Contour posts strong first month at airport
Private company interested in building hangar
WILLIAMSTOWN — Enplanements exceeded expectations in Contour Airlines’ first month of service at the Mid-Ohio Valley Regional Airport.
Airport Manager Glen Kelly said during Tuesday’s Wood County Airport Authority meeting that he’d projected 270 enplanements based on ticket sales through mid-December for Contour’s flights to and from Charlotte Douglas International Airport on Dec. 5. But a surge around Christmastime pushed the actual number to 340.
That’s short of December 2017’s 404, although some quick math by authority President Bill Richardson suggested Contour would have kept pace with a full month of flights.
“That would have been 408 for the whole month,” he said.
Contour took Dec. 5 as the airport’s federally subsidized Essential Air Service provider, following predecessor Via Air’s early departure in November. After initial optimism when Via arrived in the fall of 2016, the service was plagued by delays and cancellations, primarily related to scheduled maintenance issues as the company expanded its service in West Virginia. Enplanements dropped from 360 in August to 165 in September and 71 in October. Via tallied just 27 enplanements in November, as it made just four flights due to scheduled maintenance and the loss of its gate in Charlotte over non-payment issues.
The only scheduled flights Contour didn’t make in December were two that were canceled due to weather in Charlotte, Kelly said.
When he visited the airport in October, Contour CEO Matt Chaifetz stressed the company’s commitment to reliability. Kelly said Tuesday that the airport’s contract with the company requires a 95 percent completion rate or it could be terminated, with notice.

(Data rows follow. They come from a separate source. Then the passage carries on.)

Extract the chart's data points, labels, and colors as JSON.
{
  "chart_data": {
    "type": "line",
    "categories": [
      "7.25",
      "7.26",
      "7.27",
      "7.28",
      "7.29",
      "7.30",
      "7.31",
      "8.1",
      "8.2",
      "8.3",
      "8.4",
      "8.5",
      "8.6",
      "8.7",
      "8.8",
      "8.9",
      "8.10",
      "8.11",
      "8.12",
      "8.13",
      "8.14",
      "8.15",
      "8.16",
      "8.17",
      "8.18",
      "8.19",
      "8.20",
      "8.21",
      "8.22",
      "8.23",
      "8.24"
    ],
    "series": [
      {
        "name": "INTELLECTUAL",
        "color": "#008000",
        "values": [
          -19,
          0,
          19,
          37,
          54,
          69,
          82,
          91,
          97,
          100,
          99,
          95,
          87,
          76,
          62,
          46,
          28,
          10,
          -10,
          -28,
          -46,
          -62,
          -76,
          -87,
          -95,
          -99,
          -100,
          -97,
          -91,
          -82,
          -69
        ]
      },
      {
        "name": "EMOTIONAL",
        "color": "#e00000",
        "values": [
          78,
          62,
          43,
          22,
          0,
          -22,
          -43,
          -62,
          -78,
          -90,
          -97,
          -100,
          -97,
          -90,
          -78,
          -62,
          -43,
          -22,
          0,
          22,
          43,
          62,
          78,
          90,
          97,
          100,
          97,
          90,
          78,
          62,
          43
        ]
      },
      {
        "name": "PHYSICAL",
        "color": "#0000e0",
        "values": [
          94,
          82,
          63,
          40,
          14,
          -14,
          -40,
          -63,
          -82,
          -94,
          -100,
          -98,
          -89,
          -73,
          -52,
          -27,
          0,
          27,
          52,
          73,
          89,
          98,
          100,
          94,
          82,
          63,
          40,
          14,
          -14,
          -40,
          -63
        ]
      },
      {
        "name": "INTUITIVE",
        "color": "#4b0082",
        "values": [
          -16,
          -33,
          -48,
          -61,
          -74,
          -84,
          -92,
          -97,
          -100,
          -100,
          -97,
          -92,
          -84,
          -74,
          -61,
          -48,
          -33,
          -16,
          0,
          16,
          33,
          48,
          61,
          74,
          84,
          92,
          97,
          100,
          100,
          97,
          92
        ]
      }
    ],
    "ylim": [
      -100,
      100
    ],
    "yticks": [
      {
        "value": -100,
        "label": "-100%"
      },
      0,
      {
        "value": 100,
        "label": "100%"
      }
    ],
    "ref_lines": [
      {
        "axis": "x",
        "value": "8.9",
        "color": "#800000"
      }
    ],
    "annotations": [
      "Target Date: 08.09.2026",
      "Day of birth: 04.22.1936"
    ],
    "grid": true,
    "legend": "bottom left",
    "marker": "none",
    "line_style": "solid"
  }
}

“That’s a high standard,” authority member Terry Moore said.
Kelly said Contour’s station manager, who has worked at the airport for Via and Silver Airways before them, told him some passengers have returned to the airport for the first time in a while, lured in part by service on a jet instead of a turboprop.
“He’s saying he’s seeing people he hasn’t seen in three or four years,” Kelly said.
Moore attributed the positive numbers in December largely to word of mouth. The airport is accepting requests for proposals to redo its website, and money has been allocated for additional marketing of the service. A former airport manager himself, Moore said the airport hasn’t always emphasized its online presence since many customers were older and didn’t use the Internet as much.
“I think we’ve evolved and we’re all much more computer literate,” he said. “I think that’s (the website) a key thing in our success.”
Also during the meeting, Kelly told authority members he’s received strong interest from a private company in building a new hangar at the airport, one large enough to house aircraft even bigger than what Contour is using.
“They actually want to have a hangar by June,” he said.
Kelly has been working to obtain funding and support to expand an existing hangar or construct a new one large enough to accommodate Contour’s plane overnight, to mitigate any potential issues that could affect morning flights. He declined to release the name of the interested party Tuesday, saying no agreement has been reached and negotiations are ongoing. Any agreement would have to come before the authority for approval.
The hangar would be located at the end of the airport’s south ramp, Kelly said. That would require water and sewer infrastructure to be pulled from the old National Guard facility at the airport or a housing development on Mulberry Road, he said.
Doing that will be expensive, but in the long run, it could open up the property for additional development, Kelly said.
“When you have infrastructure there, it’s going to be more valuable,” he said.
Wood County Commissioner Bob Tebay, a member of the authority, said he would check with Wood County Economic Development Director Lindsey Piersol to see if there is any state funding available that could assist with construction of the hangar.